Lewis Hamilton Ungkap Trauma Masa Sekolah, Dilempar Pisang hingga Alami Kekerasan Fisik
BRACKLEY - Lewis Hamilton buka suara soal trauma yang dibawanya sejak sekolah hingga dewasa. Pembalap tim Mercedes AMG Petronas itu tak ragu menyebut masa sekolah sebagai bagian paling traumatis dalam hidupnya.
Seperti diketahui, Hamilton tumbuh dan besar di Inggris sebagai bocah keturunan imigran dari Kepulauan Karibia. Kulitnya yang hitam menjadi sasaran empuk dari para perundung berkulit putih di sekolahnya.
Hamilton lantas menceritakan pengalaman buruknya itu ketika tampil di podcast On Purpose . Juara dunia F1 tujuh kali itu mengaku sudah mengalami tindakan rasisme sejak berusia enam tahun yang tentu sangat berat baginya.
Tak hanya masalah warna kulit, Hamilton juga sering mendapatkan kekerasan fisik dari teman-teman sekolahnya. Bahkan, dia pernah dilempar pisang! Maka, tak heran bila masa-sama sekolah itu menjadi pengalaman paling traumatis dalam hidupnya.

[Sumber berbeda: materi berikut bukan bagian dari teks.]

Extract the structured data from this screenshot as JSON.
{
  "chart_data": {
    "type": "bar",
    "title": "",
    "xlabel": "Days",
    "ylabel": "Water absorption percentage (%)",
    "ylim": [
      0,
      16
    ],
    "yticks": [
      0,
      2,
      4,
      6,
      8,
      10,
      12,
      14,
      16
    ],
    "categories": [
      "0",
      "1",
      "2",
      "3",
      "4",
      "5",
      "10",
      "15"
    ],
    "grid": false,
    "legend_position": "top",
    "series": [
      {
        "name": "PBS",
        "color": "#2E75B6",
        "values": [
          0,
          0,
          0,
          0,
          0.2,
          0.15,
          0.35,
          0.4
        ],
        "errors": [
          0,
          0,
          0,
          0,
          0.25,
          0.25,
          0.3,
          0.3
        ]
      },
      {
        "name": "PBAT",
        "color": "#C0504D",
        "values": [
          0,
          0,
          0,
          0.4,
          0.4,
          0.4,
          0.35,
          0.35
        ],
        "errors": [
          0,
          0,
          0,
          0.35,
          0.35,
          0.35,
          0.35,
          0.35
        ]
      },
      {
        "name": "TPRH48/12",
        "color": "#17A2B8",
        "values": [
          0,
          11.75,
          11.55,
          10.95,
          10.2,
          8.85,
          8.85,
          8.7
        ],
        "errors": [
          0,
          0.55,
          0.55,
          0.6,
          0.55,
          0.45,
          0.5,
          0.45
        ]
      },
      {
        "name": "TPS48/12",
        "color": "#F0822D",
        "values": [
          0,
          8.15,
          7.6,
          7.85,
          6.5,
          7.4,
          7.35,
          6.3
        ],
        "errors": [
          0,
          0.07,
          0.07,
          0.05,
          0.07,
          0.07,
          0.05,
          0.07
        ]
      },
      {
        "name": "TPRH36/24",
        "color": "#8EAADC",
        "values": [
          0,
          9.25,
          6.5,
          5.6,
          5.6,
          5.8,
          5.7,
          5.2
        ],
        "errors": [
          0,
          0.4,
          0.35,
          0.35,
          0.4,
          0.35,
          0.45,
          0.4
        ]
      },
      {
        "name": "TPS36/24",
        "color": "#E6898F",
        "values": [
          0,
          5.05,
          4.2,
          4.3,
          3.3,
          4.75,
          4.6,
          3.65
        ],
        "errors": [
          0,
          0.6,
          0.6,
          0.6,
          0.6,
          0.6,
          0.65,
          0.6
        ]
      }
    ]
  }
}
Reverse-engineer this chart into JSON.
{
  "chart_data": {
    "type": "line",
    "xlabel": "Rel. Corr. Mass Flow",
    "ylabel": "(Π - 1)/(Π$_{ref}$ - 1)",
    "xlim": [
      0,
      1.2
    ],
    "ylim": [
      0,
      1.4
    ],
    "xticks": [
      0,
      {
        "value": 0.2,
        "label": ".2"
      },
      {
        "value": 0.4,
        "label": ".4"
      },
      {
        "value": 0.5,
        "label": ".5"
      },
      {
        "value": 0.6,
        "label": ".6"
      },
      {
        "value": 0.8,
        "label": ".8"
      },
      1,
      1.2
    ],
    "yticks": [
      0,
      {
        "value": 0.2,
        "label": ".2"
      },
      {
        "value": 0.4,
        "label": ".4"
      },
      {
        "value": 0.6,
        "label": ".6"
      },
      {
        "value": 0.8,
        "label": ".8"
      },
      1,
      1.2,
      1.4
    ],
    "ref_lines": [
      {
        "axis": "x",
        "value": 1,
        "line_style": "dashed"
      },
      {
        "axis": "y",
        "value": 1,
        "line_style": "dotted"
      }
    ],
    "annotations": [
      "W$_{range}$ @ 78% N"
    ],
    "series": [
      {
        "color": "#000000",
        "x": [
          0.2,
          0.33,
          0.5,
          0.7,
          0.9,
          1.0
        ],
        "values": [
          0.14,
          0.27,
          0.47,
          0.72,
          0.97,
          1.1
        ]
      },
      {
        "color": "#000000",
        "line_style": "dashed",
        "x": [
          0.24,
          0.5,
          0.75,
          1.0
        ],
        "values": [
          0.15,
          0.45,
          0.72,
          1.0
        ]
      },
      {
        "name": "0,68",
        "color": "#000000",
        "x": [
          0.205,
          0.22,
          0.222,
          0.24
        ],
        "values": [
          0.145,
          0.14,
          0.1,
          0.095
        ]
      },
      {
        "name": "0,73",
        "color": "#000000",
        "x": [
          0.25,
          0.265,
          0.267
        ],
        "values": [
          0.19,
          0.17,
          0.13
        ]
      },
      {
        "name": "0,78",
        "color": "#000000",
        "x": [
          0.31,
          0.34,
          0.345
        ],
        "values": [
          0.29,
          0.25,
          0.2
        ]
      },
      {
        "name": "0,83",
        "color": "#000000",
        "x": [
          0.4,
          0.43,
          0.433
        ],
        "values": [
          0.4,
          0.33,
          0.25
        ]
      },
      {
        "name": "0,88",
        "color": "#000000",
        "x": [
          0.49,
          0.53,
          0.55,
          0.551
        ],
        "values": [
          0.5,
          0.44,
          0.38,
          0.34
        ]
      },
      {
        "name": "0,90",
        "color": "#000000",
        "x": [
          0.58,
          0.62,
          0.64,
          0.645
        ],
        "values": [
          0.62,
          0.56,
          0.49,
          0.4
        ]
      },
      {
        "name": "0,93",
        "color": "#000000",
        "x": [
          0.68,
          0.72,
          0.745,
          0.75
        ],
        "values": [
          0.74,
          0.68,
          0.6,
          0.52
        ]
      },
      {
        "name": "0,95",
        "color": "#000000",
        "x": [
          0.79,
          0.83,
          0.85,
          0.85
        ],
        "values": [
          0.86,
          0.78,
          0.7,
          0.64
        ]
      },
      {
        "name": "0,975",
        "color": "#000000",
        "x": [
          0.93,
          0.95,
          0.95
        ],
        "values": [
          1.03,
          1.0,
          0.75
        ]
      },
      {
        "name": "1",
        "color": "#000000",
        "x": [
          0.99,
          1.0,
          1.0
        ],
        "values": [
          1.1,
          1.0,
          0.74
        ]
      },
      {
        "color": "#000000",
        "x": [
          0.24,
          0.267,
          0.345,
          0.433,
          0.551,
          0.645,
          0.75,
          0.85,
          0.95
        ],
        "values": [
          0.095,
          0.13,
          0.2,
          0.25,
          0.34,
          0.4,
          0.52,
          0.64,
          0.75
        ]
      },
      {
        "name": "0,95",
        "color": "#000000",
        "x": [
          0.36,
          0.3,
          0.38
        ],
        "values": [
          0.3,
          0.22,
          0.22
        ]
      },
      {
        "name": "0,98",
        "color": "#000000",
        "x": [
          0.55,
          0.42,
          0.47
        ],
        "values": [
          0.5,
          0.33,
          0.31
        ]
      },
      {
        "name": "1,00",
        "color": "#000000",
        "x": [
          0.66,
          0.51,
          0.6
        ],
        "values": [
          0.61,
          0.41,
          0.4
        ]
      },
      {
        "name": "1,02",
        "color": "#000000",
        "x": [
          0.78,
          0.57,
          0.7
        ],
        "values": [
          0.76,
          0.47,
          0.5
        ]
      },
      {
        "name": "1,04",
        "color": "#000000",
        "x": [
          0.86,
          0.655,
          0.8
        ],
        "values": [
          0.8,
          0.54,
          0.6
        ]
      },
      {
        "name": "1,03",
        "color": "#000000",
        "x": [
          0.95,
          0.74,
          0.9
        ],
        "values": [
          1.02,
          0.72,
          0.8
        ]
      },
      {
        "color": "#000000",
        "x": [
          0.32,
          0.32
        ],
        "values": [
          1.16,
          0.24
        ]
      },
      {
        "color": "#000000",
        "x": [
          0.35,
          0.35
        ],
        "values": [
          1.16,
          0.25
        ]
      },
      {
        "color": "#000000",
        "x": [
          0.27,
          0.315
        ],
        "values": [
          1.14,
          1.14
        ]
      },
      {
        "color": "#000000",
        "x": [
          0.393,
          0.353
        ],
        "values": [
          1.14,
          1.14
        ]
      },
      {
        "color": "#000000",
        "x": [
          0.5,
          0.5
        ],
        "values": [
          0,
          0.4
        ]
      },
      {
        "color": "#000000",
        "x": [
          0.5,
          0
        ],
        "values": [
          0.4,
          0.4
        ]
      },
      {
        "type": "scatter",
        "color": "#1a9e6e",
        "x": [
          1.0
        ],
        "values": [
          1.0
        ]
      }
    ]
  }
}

"Bagi saya, sekolah adalah bagian yang paling traumatis dan paling sulit dalam hidup saya. Saya sudah diintimidasi sejak usia enam tahun," papar Hamilton dalam podcast On Purpose , seperti dilansir dari Sport Bible , Selasa (24/1/2023).
"Di sekolah khusus itu, saya adalah salah satu dari tiga anak kulit berwarna," lanjut pria berkebangsaan Inggris itu.
"Saya lebih besar, kuat, tapi anak-anak yang mengintimidasi sering melemparkan saya ke mana-mana, memukul saya terus-menerus, dan kerap kali melempar saya dengan berbagai benda, seperti pisang, atau memanggil saya negro begitu santai," ungkap Hamilton.
"Di sekolah (menengah) saya, ada 6-7 anak kulit hitam dari 1.200 anak dan kami bertiga ditempatkan di luar kantor kepala sekolah sepanjang waktu. Kepala sekolah hanya mengeluarkannya untuk kami dan khususnya saya, terang pria kelahiran Stevenage itu.
Hamilton pun merasa sistem yang ada di Inggris sangat bertentangan dengan hidupnya. Akan tetapi, dia tak pernah mengadu kepada orang tuanya tentang perlakuan buruk tersebut. Sebab, Lewis tak ingin ayahnya khawatir sang putra tak bisa melewati cobaan tersebut.
"Saya merasa sistem ini tidak sesuai dengan saya, dan saya berenang melawan arus. Ada banyak hal yang saya (harus) tahan," kata Hamilton.
"Saya tidak merasa bisa pulang dan memberi tahu orang tua saya, anak-anak ini terus memanggil saya kata-kata kotor, atau diintimidasi atau dipukuli di sekolah hari ini, saya tidak ingin ayah saya berpikir saya tidak kuat, tandas pria berusia 38 tahun itu.
Bahkan, tekanan terhadap Hamilton pun masih terjadi ketika sudah dewasa dan menjadi juara dunia F1. Dia tak gentar dan tidak terus mengampanyekan perlawanan terhadap rasisme, sesuatu yang pernah membuatnya trauma di masa kecil.